Después de ese rollo, el silencio que hubo fue lo que se dice sepulcral. Tanto que hasta los que hacían guardia se sintieron incómodos. Callinan se volvió y dijo:
—Todo sigue inmóvil en el Furious.
Con un retraso de una décima de segundo, Gallager se volvió y dijo:
—Todo sigue inmóvil en el Furious.
Lo cual produjo interferencias, igual que en una clase de física, cuando se compara la luz con el sonido.
Pero a ninguno de los presentes le importaba un pito las interferencias. Hacían cábalas sobre las chorradas que les había largado John Mac Cormack. Y los que estaban de guardia, que habían acogido en sus entrañas el sentido último de su discurso, abandonaron su actividad de guardaboquetes, corriendo el desagradable riesgo de un ataque a lo borde, solapado y subrepticio, por parte británica.

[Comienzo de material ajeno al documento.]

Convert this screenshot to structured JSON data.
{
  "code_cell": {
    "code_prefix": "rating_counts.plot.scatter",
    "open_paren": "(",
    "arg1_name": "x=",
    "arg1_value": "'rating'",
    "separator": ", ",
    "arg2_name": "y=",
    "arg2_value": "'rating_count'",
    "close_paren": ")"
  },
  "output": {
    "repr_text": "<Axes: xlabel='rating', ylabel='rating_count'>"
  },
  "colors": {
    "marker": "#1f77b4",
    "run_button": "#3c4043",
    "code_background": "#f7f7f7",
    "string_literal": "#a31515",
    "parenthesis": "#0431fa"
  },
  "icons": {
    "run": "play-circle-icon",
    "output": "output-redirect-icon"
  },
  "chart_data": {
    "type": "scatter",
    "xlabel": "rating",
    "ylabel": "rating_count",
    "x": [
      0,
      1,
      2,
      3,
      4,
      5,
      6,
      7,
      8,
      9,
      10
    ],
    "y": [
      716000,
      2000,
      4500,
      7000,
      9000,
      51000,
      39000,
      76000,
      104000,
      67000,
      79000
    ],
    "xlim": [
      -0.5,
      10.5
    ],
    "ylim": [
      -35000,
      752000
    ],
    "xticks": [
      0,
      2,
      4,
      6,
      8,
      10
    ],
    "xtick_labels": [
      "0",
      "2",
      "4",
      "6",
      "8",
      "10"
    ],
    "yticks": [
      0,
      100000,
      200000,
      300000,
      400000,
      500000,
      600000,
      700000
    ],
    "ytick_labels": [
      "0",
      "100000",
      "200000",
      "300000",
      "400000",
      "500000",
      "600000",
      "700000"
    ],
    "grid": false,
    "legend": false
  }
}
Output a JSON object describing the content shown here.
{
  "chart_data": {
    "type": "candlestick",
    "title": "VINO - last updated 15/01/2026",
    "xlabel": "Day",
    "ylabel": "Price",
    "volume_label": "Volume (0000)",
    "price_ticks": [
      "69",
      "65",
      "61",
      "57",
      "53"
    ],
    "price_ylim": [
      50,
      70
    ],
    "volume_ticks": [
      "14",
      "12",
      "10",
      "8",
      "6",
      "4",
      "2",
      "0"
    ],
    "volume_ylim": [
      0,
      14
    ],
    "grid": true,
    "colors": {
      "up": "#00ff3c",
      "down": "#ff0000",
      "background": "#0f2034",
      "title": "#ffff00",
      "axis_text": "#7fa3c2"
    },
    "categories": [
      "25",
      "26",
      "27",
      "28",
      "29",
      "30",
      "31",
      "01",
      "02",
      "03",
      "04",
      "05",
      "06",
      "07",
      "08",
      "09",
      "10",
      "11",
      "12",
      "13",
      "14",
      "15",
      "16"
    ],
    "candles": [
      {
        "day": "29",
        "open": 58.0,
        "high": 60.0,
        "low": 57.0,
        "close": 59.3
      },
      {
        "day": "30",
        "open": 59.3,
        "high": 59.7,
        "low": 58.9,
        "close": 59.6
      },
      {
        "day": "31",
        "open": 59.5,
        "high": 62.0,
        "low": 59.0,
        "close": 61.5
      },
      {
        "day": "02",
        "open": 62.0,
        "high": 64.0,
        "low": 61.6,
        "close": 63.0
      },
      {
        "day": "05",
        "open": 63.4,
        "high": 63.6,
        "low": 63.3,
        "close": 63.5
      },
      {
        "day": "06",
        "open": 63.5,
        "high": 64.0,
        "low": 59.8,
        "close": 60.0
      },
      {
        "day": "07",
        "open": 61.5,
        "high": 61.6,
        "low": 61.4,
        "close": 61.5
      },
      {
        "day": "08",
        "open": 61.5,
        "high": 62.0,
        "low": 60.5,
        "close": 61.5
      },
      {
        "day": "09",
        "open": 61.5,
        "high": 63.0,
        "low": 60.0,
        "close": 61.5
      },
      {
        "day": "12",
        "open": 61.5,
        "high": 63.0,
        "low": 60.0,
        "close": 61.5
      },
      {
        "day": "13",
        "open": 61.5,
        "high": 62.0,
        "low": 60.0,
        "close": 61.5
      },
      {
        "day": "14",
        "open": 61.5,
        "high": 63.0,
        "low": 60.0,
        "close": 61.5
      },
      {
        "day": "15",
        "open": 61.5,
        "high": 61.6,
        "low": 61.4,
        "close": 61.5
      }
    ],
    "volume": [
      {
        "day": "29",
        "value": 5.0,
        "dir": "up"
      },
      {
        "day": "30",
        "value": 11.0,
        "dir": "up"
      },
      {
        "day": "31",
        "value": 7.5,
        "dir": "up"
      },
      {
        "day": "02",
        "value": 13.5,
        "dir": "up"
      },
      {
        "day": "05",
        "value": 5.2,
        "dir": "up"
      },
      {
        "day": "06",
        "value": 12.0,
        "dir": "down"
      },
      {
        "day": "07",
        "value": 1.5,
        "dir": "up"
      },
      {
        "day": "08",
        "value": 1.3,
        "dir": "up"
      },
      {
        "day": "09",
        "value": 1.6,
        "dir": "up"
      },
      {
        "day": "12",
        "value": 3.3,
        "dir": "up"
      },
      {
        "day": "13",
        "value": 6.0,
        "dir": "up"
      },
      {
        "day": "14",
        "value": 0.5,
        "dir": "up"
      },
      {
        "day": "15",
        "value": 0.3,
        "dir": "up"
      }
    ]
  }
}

Kelleher, mientras le rascaba el vientre a la Maxim, rasgó el silencio con estas palabras:
—Puesto que eres el jefe, adelante: dinos la verdad sobre la criatura humana del sexo contrario a la que acabas de enchiquerar.
—Vale —dijo John Mac Cormack.
Se metió la mano derecha por la abertura de la camisa y estuvo rascándose la piel velluda de la barriga.
Luego se detuvo con aire de fastidio.
—Por cierto —dijo Kelleher—, ¿qué carajo estará haciendo Dillon? Tarda mucho en bajar.